RINGYOU.NET 「緑の雇用」総合ウェブサイト
緑の研修生新聞 熊本県篇
「緑の研修生」ニューストップへ 研修生の声 熊本県の森林と林業 森林の知識

自然の中で働きたかった。きついけど、おもしろい。地元での転職組も、Uターン組も、森林の仕事をいきいき語ってくれた。

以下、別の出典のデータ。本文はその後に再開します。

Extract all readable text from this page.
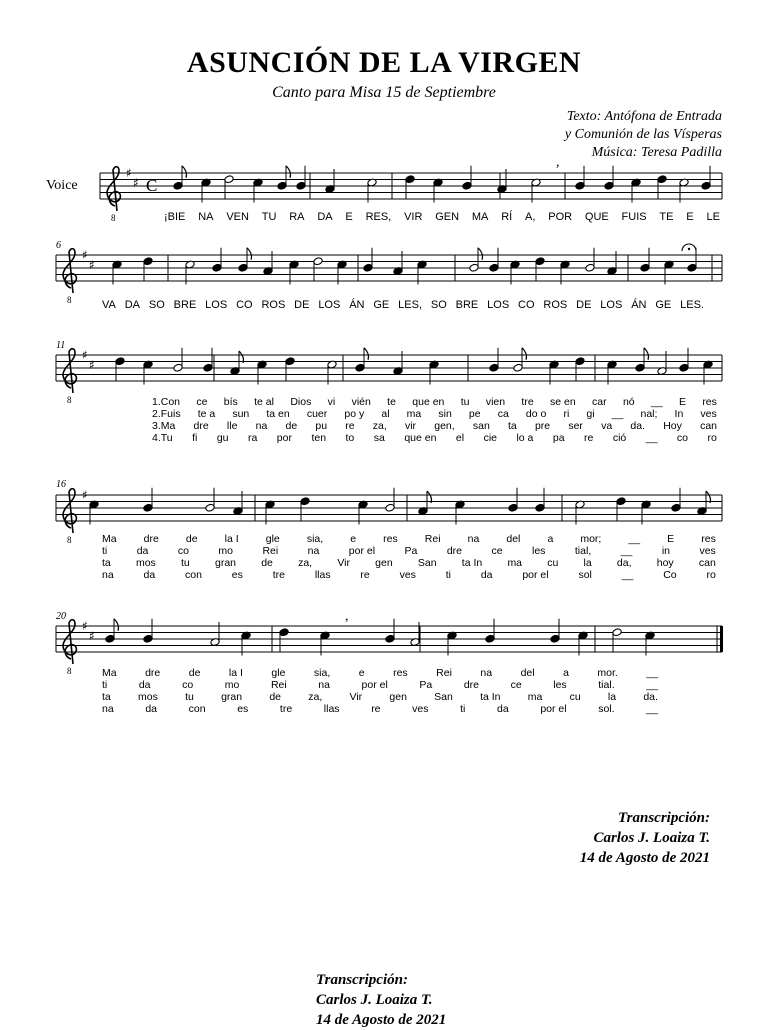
ASUNCIÓN DE LA VIRGEN
Canto para Misa 15 de Septiembre
Texto: Antófona de Entrada
y Comunión de las Vísperas
Música: Teresa Padilla
Voice
8
♯
♯ C
8
♯
♯
8
♯
♯
8
♯
8
♯
♯
,
,
6
11
16
20
¡BIE NA VEN TU RA DA E RES, VIR GEN MA RÍ A, POR QUE FUIS TE E LE
VA DA SO BRE LOS CO ROS DE LOS ÁN GE LES, SO BRE LOS CO ROS DE LOS ÁN GE LES.
1.Con ce bís te al Dios vi vién te que en tu vien tre se en car nó __ E res
2.Fuis te a sun ta en cuer po y al ma sin pe ca do o ri gi __ nal; In ves
3.Ma dre lle na de pu re za, vir gen, san ta pre ser va da. Hoy can
4.Tu fi gu ra por ten to sa que en el cie lo a pa re ció __ co ro
Ma	dre	de	la I	gle	sia,	e	res	Rei	na	del	a	mor;	__	E	res
ti	da	co	mo	Rei	na	por el	Pa	dre	ce	les	tial,	__	in	ves
ta mos tu gran de za, Vir gen San ta In ma cu la da, hoy can
na	da	con	es	tre	llas	re	ves	ti	da	por el	sol	__	Co	ro
Ma	dre	de	la I	gle	sia,	e	res	Rei	na	del	a	mor.	__
ti	da	co	mo	Rei	na	por el	Pa	dre	ce	les	tial.	__
ta	mos	tu	gran	de	za,	Vir	gen	San	ta In	ma	cu	la	da.
na	da	con	es	tre	llas	re	ves	ti	da	por el	sol.	__
Transcripción:
Carlos J. Loaiza T.
14 de Agosto de 2021
Transcripción:
Carlos J. Loaiza T.
14 de Agosto de 2021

木を伐るのはおもしろい。なかなか狙った通りに倒せませんが。
進尾 拓 さん(緑川森林組合)

進尾拓さん 「自然と関わる仕事をしたかった」と語る進尾さんは、静岡大学大学院の農学研究科卒。学生時代から林業には興味を持っていたという。「緑の研修生」になった経緯を聞けば、「山で働きたかったので、県森連に相談に行って紹介してもらいました」とのこと。体力的にはきついが、体を動かすことが好きだから、仕事は楽しいといい、「木を伐るのは特におもしろいですね。掛かり木が多く、なかなか狙った通りに倒せませんが」と苦笑い。いまは熊本市の西に位置する小萩山の現場で、好きな間伐作業を行っている。自宅は熊本城の近くだそうで、「家から現場が近くて助かっています」と笑う。家族はお父さん、お母さん、おばあちゃんとの4人ぐらしで、ご両親は「好きなことをやればいい」といっているそうだが、ケガを心配しているそうだ。これからのことを尋ねると、「好きだから、続けられると思う」「任されて、うまく仕事ができるように早くなりたい」 そう力強く話してくれた。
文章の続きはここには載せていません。